Supporters of Labour Party candidate Peter Obi attend a campaign rally in Lagos.

Supporters of Labour Party candidate Peter Obi attend a campaign rally in Lagos.

Nyancho Nwanri/Reuters

With less than two weeks until election day on Feb. 25, three leading candidates are locked in a tight race to be Nigeria’s next president. Bola Ahmed Tinubu of the ruling All Progressives Congress and Atiku Abubakar of the main opposition People’s Democratic Party have the backing of powerful get-out-the-vote operations. But Peter Obi of the Labour Party — who has promised to overhaul the country’s politics and create a “new Nigeria” — is leading several voting-intention surveys conducted in the run-up to the vote.

What does this all mean for the election outcome and the prospect for solutions to the country’s social and economic problems? We asked Eurasia Group expert Amaka Anku for her thoughts.


Why is Obi performing so strongly?

Nigerians are frustrated over decades of underinvestment in infrastructure (including roads and electricity), education, and healthcare – all the things that make an economy competitive and create inclusive growth. Their frustrations are directed at the political establishment represented by the major political parties, the PDP and the APC, that have run the country since the transition to democracy in 1999. They hope that Obi can break the cycle of underinvestment and poverty.

Why deposit this hope in Obi?

There are several reasons for this. Obi is a relative newcomer to Nigerian politics compared to either Tinubu or Atiku. He entered politics in the early 2000s whereas both Atiku and Tinubu have been heavily involved in Nigerian politics since prior to the transition to democracy.

Obi is also a Christian from the south of the country, which gives his candidacy a unique potency at the moment. Nigeria has a tradition of rotating the presidency between the largely Muslim north and the largely Christian south. Current President Muhammadu Buhari is a northern Muslim, so according to this custom, the next president should be a southern Christian. Yet the main opposition PDP chose Atiku, a former vice president and a Muslim, as its nominee. That has split the opposition vote in the south. And the APC chose Tinubu, a southern Muslim as its presidential nominee, and a northern Muslim as the party’s vice-presidential candidate, creating the first Muslim-Muslim ticket since 1999. That has alienated Christian communities across the country. So, for those who want to ensure strong Christian representation in the presidency, Obi fits the bill.

Do you think Obi can prevail against the establishment?

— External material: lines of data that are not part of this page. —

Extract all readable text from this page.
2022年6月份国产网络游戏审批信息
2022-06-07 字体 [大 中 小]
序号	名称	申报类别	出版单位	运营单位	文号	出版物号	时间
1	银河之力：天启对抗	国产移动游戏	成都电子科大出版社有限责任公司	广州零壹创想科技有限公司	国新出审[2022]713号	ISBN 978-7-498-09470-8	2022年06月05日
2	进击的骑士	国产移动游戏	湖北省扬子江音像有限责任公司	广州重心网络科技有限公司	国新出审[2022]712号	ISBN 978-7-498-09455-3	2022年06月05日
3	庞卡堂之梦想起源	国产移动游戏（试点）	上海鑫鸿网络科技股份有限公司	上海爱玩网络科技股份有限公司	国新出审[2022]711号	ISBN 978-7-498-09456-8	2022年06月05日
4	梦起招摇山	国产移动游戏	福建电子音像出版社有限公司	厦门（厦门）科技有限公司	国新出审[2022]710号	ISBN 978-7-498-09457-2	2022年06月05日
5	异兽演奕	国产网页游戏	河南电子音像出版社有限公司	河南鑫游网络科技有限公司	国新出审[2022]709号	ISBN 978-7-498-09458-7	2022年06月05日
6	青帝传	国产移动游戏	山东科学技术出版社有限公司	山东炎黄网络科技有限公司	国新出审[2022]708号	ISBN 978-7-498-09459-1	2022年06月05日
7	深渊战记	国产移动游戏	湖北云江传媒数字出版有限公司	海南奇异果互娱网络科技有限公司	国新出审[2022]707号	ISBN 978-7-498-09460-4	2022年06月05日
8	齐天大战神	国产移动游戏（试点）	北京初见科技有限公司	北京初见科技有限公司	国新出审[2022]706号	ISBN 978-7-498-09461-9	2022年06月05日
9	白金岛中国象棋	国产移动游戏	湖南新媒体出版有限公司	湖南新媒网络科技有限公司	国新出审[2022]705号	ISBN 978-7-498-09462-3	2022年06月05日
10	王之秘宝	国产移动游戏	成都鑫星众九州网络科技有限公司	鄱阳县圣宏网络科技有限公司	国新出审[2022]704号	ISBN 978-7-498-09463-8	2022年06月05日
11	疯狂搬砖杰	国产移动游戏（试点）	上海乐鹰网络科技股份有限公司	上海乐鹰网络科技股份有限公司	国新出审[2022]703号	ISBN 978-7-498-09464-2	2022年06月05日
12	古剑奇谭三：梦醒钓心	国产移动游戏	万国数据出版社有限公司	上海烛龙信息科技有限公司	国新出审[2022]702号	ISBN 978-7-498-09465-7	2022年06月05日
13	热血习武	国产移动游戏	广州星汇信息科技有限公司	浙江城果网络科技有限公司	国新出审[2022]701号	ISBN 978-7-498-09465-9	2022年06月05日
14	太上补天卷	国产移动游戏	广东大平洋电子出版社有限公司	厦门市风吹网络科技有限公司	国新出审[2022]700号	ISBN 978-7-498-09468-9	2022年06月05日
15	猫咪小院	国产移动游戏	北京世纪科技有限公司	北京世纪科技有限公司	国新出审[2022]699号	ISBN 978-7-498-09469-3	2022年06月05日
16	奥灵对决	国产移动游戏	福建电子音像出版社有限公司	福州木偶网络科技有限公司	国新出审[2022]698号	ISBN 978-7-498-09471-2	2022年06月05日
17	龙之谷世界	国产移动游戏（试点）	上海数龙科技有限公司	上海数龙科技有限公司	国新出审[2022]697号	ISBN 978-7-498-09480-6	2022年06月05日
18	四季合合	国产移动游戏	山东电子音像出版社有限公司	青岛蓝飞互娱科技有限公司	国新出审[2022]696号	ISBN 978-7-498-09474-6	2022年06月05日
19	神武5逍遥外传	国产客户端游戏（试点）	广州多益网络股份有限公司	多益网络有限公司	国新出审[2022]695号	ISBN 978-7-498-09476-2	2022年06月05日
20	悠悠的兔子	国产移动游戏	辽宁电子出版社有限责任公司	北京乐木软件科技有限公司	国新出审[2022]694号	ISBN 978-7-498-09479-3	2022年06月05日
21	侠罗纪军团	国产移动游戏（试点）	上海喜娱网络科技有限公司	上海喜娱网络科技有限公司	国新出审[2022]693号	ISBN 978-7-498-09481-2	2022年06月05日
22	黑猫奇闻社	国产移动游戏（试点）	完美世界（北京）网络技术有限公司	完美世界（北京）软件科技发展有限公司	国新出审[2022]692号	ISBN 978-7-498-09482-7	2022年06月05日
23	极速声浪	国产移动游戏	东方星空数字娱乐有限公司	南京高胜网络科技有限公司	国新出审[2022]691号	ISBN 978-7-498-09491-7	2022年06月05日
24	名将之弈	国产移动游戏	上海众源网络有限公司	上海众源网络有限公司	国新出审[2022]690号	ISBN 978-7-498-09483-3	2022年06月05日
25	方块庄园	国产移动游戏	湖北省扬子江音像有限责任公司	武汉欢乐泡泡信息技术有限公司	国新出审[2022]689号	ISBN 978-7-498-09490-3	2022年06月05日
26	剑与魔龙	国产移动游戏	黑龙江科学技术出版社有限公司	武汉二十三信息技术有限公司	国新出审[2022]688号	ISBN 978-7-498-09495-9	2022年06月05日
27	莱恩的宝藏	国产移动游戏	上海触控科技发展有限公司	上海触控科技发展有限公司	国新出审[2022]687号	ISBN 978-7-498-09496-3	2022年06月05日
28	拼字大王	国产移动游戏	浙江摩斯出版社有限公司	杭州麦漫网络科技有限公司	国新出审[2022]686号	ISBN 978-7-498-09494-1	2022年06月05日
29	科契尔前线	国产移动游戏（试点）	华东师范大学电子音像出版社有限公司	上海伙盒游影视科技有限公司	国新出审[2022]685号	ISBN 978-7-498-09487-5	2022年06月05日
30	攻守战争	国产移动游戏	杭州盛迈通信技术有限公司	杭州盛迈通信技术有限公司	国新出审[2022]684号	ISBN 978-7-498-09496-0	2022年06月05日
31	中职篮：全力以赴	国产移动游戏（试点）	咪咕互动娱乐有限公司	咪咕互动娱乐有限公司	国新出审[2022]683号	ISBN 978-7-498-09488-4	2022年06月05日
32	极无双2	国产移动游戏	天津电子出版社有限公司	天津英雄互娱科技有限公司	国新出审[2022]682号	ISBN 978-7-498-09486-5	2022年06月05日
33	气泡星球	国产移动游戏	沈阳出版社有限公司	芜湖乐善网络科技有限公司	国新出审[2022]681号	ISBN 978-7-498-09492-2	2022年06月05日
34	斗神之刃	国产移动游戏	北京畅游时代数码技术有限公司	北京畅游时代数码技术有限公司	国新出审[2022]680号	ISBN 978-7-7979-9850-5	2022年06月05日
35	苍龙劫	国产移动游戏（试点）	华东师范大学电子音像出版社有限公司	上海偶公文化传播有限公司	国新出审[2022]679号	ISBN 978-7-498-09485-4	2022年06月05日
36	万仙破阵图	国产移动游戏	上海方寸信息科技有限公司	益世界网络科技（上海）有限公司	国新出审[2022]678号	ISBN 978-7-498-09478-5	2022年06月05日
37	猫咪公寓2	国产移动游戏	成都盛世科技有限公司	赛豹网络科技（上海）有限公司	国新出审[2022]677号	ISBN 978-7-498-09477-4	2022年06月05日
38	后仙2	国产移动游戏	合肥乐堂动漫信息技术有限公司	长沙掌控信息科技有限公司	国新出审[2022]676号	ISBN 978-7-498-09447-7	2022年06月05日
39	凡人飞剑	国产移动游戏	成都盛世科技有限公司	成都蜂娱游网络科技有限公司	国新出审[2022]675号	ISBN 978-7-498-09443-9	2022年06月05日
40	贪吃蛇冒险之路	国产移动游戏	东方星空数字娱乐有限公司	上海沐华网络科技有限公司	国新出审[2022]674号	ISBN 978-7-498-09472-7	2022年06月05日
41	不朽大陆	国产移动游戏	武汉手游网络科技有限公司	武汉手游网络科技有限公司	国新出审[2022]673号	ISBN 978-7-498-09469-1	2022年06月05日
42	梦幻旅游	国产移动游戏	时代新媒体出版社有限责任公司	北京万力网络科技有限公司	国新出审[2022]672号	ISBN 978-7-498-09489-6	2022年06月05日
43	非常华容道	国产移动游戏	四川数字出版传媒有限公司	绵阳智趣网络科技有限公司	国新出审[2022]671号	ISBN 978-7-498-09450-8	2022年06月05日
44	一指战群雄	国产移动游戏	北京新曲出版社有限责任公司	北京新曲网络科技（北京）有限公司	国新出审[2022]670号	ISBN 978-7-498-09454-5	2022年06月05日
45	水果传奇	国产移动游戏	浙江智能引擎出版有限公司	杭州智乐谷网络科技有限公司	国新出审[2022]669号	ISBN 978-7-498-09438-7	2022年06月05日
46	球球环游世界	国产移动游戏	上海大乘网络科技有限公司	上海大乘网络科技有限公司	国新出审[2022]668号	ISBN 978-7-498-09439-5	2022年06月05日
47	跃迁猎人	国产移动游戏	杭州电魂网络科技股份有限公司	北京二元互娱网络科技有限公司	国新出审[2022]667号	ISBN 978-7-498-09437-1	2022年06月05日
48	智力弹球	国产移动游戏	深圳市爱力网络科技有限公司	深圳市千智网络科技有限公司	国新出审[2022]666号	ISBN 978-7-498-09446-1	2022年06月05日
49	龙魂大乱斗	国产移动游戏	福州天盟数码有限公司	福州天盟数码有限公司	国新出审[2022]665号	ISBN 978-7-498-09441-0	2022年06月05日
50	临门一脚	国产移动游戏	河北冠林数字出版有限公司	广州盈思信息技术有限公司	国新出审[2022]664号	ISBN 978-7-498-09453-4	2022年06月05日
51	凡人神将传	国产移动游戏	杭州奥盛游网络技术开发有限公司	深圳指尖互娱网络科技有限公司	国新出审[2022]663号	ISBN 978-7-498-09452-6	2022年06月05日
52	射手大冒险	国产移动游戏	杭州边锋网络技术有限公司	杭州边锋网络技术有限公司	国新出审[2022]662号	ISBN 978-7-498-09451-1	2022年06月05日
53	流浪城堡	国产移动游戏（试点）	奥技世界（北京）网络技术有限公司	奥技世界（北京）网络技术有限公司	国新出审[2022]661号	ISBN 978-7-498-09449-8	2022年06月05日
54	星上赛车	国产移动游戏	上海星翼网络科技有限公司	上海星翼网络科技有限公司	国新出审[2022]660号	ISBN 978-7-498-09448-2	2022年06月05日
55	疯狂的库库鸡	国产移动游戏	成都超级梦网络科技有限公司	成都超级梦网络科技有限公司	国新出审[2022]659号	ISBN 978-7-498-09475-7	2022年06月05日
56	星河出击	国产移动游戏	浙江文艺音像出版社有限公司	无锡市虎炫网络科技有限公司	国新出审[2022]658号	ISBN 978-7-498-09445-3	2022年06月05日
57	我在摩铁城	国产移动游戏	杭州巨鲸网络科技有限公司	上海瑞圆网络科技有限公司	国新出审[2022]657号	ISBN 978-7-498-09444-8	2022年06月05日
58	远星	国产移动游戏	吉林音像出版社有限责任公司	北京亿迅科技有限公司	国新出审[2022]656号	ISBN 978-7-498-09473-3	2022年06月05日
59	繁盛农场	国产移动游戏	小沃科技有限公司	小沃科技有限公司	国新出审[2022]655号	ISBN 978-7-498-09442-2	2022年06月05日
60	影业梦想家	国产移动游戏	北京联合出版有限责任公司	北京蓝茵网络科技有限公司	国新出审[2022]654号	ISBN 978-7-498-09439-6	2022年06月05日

Obi is leading in the polls, but it’s important to note the country doesn’t have a long history of polling and modeling voter turnout. So, it’s hard to know how surveys of voter intentions will translate into actual votes. Obi’s Labour Party doesn’t govern any states or control any legislatures. You need to have people in every community, in every village who are going to knock on doors and provide people with water, food, and whatever else is needed to get their votes. This is where the APC and PDP have a huge advantage. Another big weakness of Obi’s candidacy is that his support is primarily concentrated in the south, and Nigerian election law requires winners to meet certain vote thresholds across the country’s 36 states. Given all this, I think one of the two establishment candidates will win the election.

What are the biggest issues for voters?

The economy and security. Nigeria has experienced two recessions since 2015, unemployment is more than 30%, and there is widespread underemployment. Serious military operations against the Boko Haram terrorist group in the northeast of the country have reduced the threat it has posed since 2015. But the criminal groups in the northwest have grown stronger and more active over the last six years, fighting among themselves, attacking local communities, and kidnapping people for ransom.

What does the next president need to do to address these problems?

There are two critical things. First, you have to raise tax revenue. At just about 6% of GDP, federal tax revenue is far below the average for sub-Saharan African countries of about 18%, let alone the much higher levels of the industrialized nations of the OECD. Without money, you can’t invest in a more professional police force. You can't invest in better infrastructure that will enable businesses to thrive. You must create and communicate a new national vision and get enough people to buy into it so that they will want to pay taxes. Second, you must have a strong bureaucracy to spend the money you raise effectively.

Do you think these presidential candidates can address these challenges?

Both Atiku and Obi have focused a lot more on reducing Nigeria's debt and cutting inefficient government spending. But although you can always redirect any government’s spending in more efficient ways, I think raising revenue is by far the more urgent problem for Nigeria. If you look at Nigeria’s total government spending, it’s already far below that of its peers in sub-Saharan Africa. Tinubu has done a better job talking about revenue generation because he has a record of addressing this issue in Lagos. But I think he would struggle with articulating a clear vision and getting Nigerians to support it because, if he wins, a lot of people will feel cheated. Those who wanted change may feel alienated with the same party in power for another eight years.

So, it sounds like you’re pessimistic ...?

Not necessarily. I mean, the challenges are great, yes, but I do believe there’s never been a greater sense of urgency to address some of the population’s needs. One clear example of this is the emerging consensus on removing the fuel subsidies that cost Nigeria almost $10 billion last year. That's $10 billion that wasn't spent on healthcare, education, or roads. I think the massive protests against police violence in 2020 and other signs of mounting discontent have convinced the political class that if it doesn’t make some fundamental changes, it could have serious governance challenges on its hands in the future.